Query Normalization

Turning a Cypher string and a parameter dictionary into a deterministic cache key. The whole optimization stack depends on this being stable.

Why this matters

Two clients can issue the same query in subtly different ways: extra whitespace, parameter dictionaries with different key insertion order, integers stringified into JSON inconsistently. If the cache key depended on any of those surface details, two semantically identical requests would miss each other and the cache would be useless. The normaliser removes all such variation.

The whole function in one screen

It is a small piece of code, but it underpins every optimizer that follows. The full implementation lives in middleware/query_parser.py:

middleware/query_parser.pyPython

import json
import re
from hashlib import sha256
from typing import Any

WHITESPACE_RE = re.compile(r"\s+")

def _canonicalize(value: Any) -> Any:
    if isinstance(value, dict):
        return {key: _canonicalize(value[key]) for key in sorted(value)}
    if isinstance(value, list):
        return [_canonicalize(item) for item in value]
    return value

def normalize_query(query: str, params: dict) -> str:
    normalized_query = WHITESPACE_RE.sub(" ", query.strip())
    canonical_params = _canonicalize(params or {})
    serialized = json.dumps(
        canonical_params,
        separators=(",", ":"),
        sort_keys=True,
        default=str,
    )
    params_hash = sha256(serialized.encode("utf-8")).hexdigest()
    return f"{normalized_query}|params:{params_hash}"

Step by step

1. Whitespace collapse

The regex \s+ matches one or more whitespace characters and replaces them with a single space. .strip() removes leading and trailing whitespace.

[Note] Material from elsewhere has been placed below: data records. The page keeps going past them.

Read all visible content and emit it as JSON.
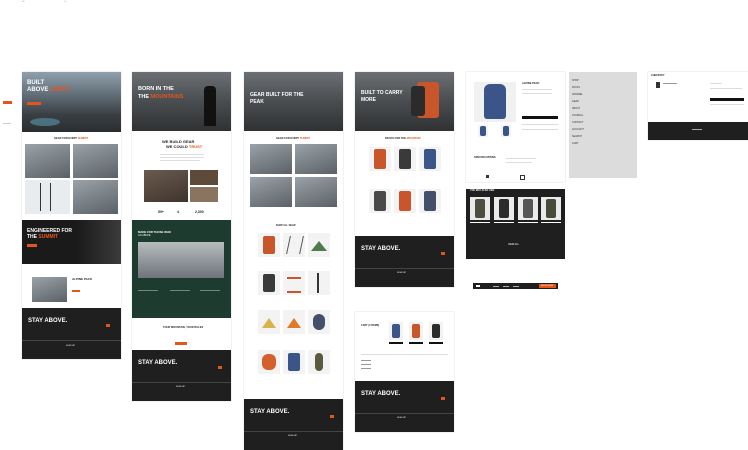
{
  "brand": {
    "accent": "#e2561b",
    "dark": "#1f1f1f",
    "forest": "#1e3b2f"
  },
  "canvas": {
    "corner_label_left": "•••",
    "corner_label_right": "• •"
  },
  "screens": {
    "home": {
      "hero_line1": "BUILT",
      "hero_line2": "ABOVE",
      "hero_accent": "LIMITS",
      "section_title_a": "GEAR FOR EVERY",
      "section_title_b": "SUMMIT",
      "banner_line1": "ENGINEERED FOR",
      "banner_line2": "THE",
      "banner_accent": "SUMMIT",
      "promo_title": "ALPINE PACK",
      "stay_above": "STAY ABOVE.",
      "footer_link": "SIGN UP"
    },
    "about": {
      "hero_line1": "BORN IN THE",
      "hero_line2": "THE",
      "hero_accent": "MOUNTAINS",
      "mission_line1": "WE BUILD GEAR",
      "mission_line2": "WE COULD",
      "mission_accent": "TRUST",
      "stat_1": "50+",
      "stat_2": "4",
      "stat_3": "2,300",
      "green_title": "MADE FOR THOSE WHO",
      "green_sub": "GO ABOVE",
      "quote": "YOUR MOUNTAIN, YOUR RULES",
      "stay_above": "STAY ABOVE.",
      "footer_link": "SIGN UP"
    },
    "shop": {
      "hero_line1": "GEAR BUILT FOR THE",
      "hero_accent": "PEAK",
      "section_title_a": "GEAR FOR EVERY",
      "section_title_b": "SUMMIT",
      "grid_title": "SHOP ALL GEAR",
      "stay_above": "STAY ABOVE.",
      "footer_link": "SIGN UP"
    },
    "packs": {
      "hero_line1": "BUILT TO CARRY",
      "hero_accent": "MORE",
      "section_title_a": "PACKS FOR THE",
      "section_title_b": "MOUNTAIN",
      "stay_above": "STAY ABOVE.",
      "footer_link": "SIGN UP"
    },
    "cart": {
      "title": "CART (3 ITEMS)",
      "stay_above": "STAY ABOVE.",
      "footer_link": "SIGN UP"
    },
    "product": {
      "heading": "ALPINE PACK",
      "specs_title": "SPECIFICATIONS",
      "related_title": "YOU MAY ALSO LIKE",
      "related_button": "VIEW ALL"
    },
    "menu": {
      "items": [
        "SHOP",
        "PACKS",
        "APPAREL",
        "GEAR",
        "ABOUT",
        "JOURNAL",
        "CONTACT",
        "ACCOUNT",
        "SEARCH",
        "CART"
      ]
    },
    "checkout": {
      "title": "CHECKOUT"
    },
    "navbar": {
      "cta": "SHOP NOW"
    }
  }
}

After this step, two queries that differ only in indentation, line breaks, or stray tabs become identical.

▶ What stays different

This step does not normalise variable names, label aliases, or the shape of the query. Those are intentionally left alone here, because the cache key needs to discriminate between genuinely different queries. The richer matching for path fragments lives in the overlapping subqueries module, which extracts a structural signature on top of this normalised string.

2. Parameter canonicalisation

Python dictionaries preserve insertion order. If client A sends {"id": 1, "limit": 10} and client B sends {"limit": 10, "id": 1}, both should produce the same cache key. _canonicalize recursively rebuilds dictionaries with sorted keys and walks lists element by element. This means nested objects of arbitrary depth are also canonicalised.

3. Deterministic JSON serialisation

The canonicalised params are serialised with separators=(",", ":") (no extraneous whitespace), sort_keys=True (a belt-and-braces guarantee on top of canonicalisation), and default=str so that values like datetime objects do not crash the call.

4. SHA-256 hash

Hashing the params keeps the cache key bounded in length even when the parameters are large. The full normalised query plus the hash forms the final string, separated by a literal |params:.

Cache key prefixing

The output of normalize_query is wrapped one more time by build_cache_key in utils/key_generator.py, which prepends the configured CACHE_PREFIX:

utils/key_generator.pyPython

def build_cache_key(prefix: str, normalized: str) -> str:
    return f"{prefix}{normalized}"

Different optimizers use different prefixes so they share Redis without collisions:

Prefix	Owner	Purpose
`kgcache:`	GraphCache	Primary result cache, keyed by normalised query.
`subquery:fragment:`	OverlappingSubqueryCache	SHA-256 of a raw variable-length path fragment.
`subquery:signature:`	OverlappingSubqueryCache	SHA-256 of a canonical path signature (label, rel, length, degree bucket).
`freq:`	FrequencyAwareCache	Per-key access count, last-seen, and update-frequency counters.
`bfs:`	ExternalBFS	Cached shortest-path results.
`<key>:lock`	JitterStampede	Single-flight UUID token, guards stampede recompute.

A unit test that pins this down

The file tests/test_query_parser.py guarantees the function is deterministic regardless of dict ordering:

tests/test_query_parser.pyPython

def test_normalize_query_is_deterministic():
    q1 = normalize_query("MATCH (n) RETURN n", {"a": 1, "b": 2})
    q2 = normalize_query(" MATCH (n)\n  RETURN  n ", {"b": 2, "a": 1})
    assert q1 == q2

If you ever extend the normaliser, this is the test that will catch a regression.